Neuer: Ich denke, dass man vor einem Turnier nicht weiß, wo man steht. Eigentlich waren wir bis in die Haarspitzen motiviert. Eine WM findet nur alle vier Jahre statt, da wartet man drauf und arbeitet darauf hin, um diese Spiele machen zu dürfen. Dass wir dann so eine Leistung zeigen und in der Vorrunde ausscheiden, das habe ich von einer deutschen Mannschaft noch nicht gesehen.
Gibt es einen Punkt, den Sie sich als Kapitän ankreiden?
Neuer: Ich habe immer versucht, Verantwortung zu übernehmen, habe immer versucht, die Mannschaft mitzunehmen. In der Kabine, beim Training und auf dem Platz. Natürlich bin ich aber auch ein Gesicht, einer derjenigen, die hierfür verantwortlich sind.
Warum wurde beim Einwurf in der Nachspielzeit der Torhüter angespielt und nicht ein Aufbauspieler?
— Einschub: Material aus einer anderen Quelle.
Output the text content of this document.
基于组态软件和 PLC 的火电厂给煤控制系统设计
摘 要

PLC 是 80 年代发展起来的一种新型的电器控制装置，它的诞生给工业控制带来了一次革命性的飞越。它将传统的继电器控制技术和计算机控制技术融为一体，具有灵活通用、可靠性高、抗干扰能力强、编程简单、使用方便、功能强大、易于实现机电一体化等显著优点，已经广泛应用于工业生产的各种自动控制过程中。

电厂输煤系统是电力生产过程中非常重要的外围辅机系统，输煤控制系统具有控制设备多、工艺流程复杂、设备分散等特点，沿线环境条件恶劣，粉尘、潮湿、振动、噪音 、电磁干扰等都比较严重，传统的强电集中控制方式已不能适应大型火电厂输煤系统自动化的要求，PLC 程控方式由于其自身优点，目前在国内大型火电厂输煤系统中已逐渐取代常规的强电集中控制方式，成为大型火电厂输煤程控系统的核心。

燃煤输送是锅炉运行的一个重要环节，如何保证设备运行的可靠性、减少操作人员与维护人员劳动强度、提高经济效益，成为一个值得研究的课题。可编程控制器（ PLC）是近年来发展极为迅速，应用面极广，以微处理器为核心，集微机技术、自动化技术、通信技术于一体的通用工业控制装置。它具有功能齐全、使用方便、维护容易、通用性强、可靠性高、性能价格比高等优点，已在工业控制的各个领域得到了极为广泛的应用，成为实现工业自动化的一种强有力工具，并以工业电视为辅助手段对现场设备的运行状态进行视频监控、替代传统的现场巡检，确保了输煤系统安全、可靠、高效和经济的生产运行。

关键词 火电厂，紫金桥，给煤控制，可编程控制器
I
Neuer: Es waren alle vorne, es war die 96. Spielminute, lagen 0:1 zurück, haben noch ein Tor gebraucht. Ich habe es als sinnlos empfunden, hinten stehen zu bleiben, sondern wollte eine Flanke reinbringen. Da kam direkt der Druck, den Fehler muss ich mir ankreiden.
Joachim Löw hat noch nicht entschieden, ob er weitermacht. Würden Sie ihn unterstützen?
Neuer: Ich denke, wir werden miteinander reden. Dann muss man auch schauen, was der Trainer möchte.
Machen Sie denn weiter?
Neuer: Ich habe nicht vor, aufzuhören.